SEJONG/SEOUL, July 10 (Korea Bizwire) — South Korea will raise property ownership tax rates for multiple home owners, the finance ministry said Friday, in the latest move to curb housing prices.
The current 0.6 percent to 3.2 percent ownership tax on people who own three or more homes will be raised to 1.2 percent to 6 percent, the ministry said in a statement.
Companies that own multiple homes will face a 6-percent property ownership tax, it said.
The punitive tax rate will be applied to 0.4 percent of South Korea’s total population, according to the ministry.
The government will supply more homes in Seoul and its neighboring areas by easing regulations, the ministry said.
Friday’s plan came less than a month after the government rolled out measures to stem a further rise in housing prices.
On June 17, the government announced its toughest measures yet to rein in rising housing prices in greater Seoul and some unregulated areas, as a series of steps, including tax hikes and loan regulations, failed to put a brake on soaring home prices.

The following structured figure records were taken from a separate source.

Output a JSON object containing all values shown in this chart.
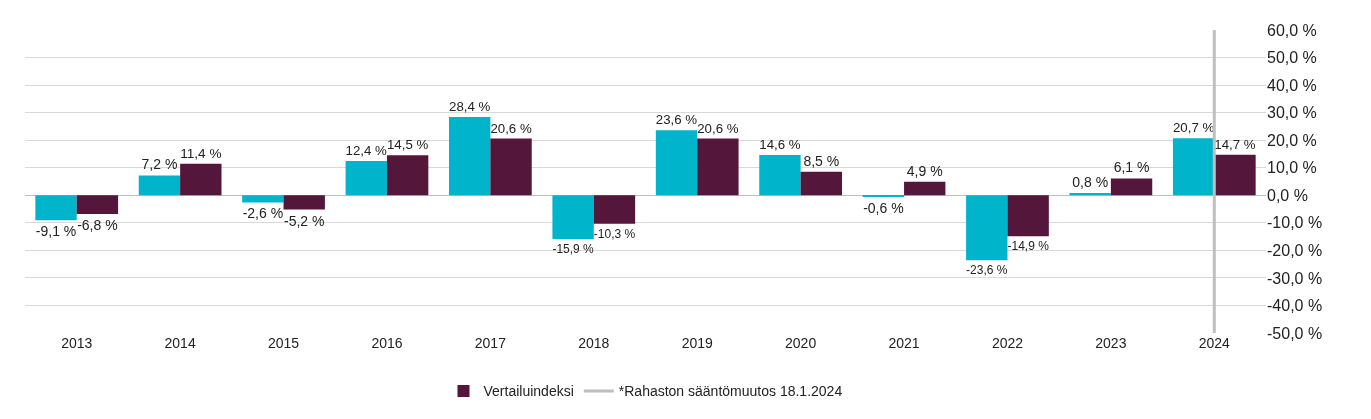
{
  "chart_data": {
    "type": "bar",
    "categories": [
      "2013",
      "2014",
      "2015",
      "2016",
      "2017",
      "2018",
      "2019",
      "2020",
      "2021",
      "2022",
      "2023",
      "2024"
    ],
    "series": [
      {
        "color": "#00b4cc",
        "values": [
          -9.1,
          7.2,
          -2.6,
          12.4,
          28.4,
          -15.9,
          23.6,
          14.6,
          -0.6,
          -23.6,
          0.8,
          20.7
        ],
        "value_labels": [
          "-9,1 %",
          "7,2 %",
          "-2,6 %",
          "12,4 %",
          "28,4 %",
          "-15,9 %",
          "23,6 %",
          "14,6 %",
          "-0,6 %",
          "-23,6 %",
          "0,8 %",
          "20,7 %"
        ]
      },
      {
        "name": "Vertailuindeksi",
        "color": "#55163b",
        "values": [
          -6.8,
          11.4,
          -5.2,
          14.5,
          20.6,
          -10.3,
          20.6,
          8.5,
          4.9,
          -14.9,
          6.1,
          14.7
        ],
        "value_labels": [
          "-6,8 %",
          "11,4 %",
          "-5,2 %",
          "14,5 %",
          "20,6 %",
          "-10,3 %",
          "20,6 %",
          "8,5 %",
          "4,9 %",
          "-14,9 %",
          "6,1 %",
          "14,7 %"
        ]
      }
    ],
    "ylim": [
      -50,
      60
    ],
    "yticks": [
      {
        "value": -50,
        "label": "-50,0 %"
      },
      {
        "value": -40,
        "label": "-40,0 %"
      },
      {
        "value": -30,
        "label": "-30,0 %"
      },
      {
        "value": -20,
        "label": "-20,0 %"
      },
      {
        "value": -10,
        "label": "-10,0 %"
      },
      {
        "value": 0,
        "label": "0,0 %"
      },
      {
        "value": 10,
        "label": "10,0 %"
      },
      {
        "value": 20,
        "label": "20,0 %"
      },
      {
        "value": 30,
        "label": "30,0 %"
      },
      {
        "value": 40,
        "label": "40,0 %"
      },
      {
        "value": 50,
        "label": "50,0 %"
      },
      {
        "value": 60,
        "label": "60,0 %"
      }
    ],
    "ref_lines": [
      {
        "axis": "x",
        "value": "2024",
        "label": "*Rahaston sääntömuutos 18.1.2024",
        "color": "#bfbfbf"
      }
    ],
    "grid": "y",
    "legend": "bottom"
  }
}
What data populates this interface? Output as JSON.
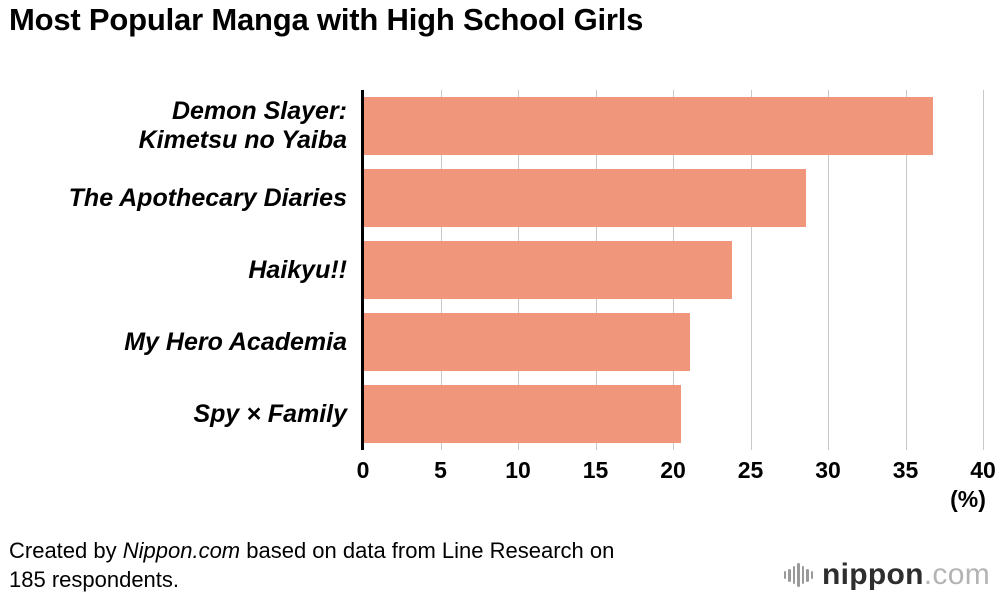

Stricter lending rules were applied to curb excessive demand for home-backed loans amid cheap borrowing costs, and almost half of the Seoul metropolitan area was put under tighter rules.
Announcing the latest measures, Finance Minister Hong Nam-ki apologized for failing to rein in housing prices.
“The government has no choice but to add pressure on owners of multiple homes because they cause a big cost in society,” Hong told reporters.
The additional tax revenue from multiple home owners will be used to build more homes for low-income households, Hong said.
The government will also raise capital gains tax for people who pocket short-term gains by buying and selling homes, Hong said.
Hong has pledged that the government will rein in speculative investments for homes, but it will continue to ease tax burdens for first-time home buyers.
“The government will maintain its stance of relaxing the tax burden for people with no homes or one home,” Hong said.
But he ruled out the possibility of lifting the construction ban on the greenbelt zones as part of measures to provide more homes.
So far, the government has announced a series of measures to cool housing prices in Seoul and its neighboring areas, but they failed to stabilize the property market.
Record-low interest rates and excess liquidity, which has been pumped into the markets to help revive the virus-hit economy, have contributed to soaring home prices, analysts said.
Also on Friday, Land Minister Kim Hyun-mee said the government is not considering easing regulations on the reconstruction of decades-old apartments for now, out of concern such a measure may further raise home prices.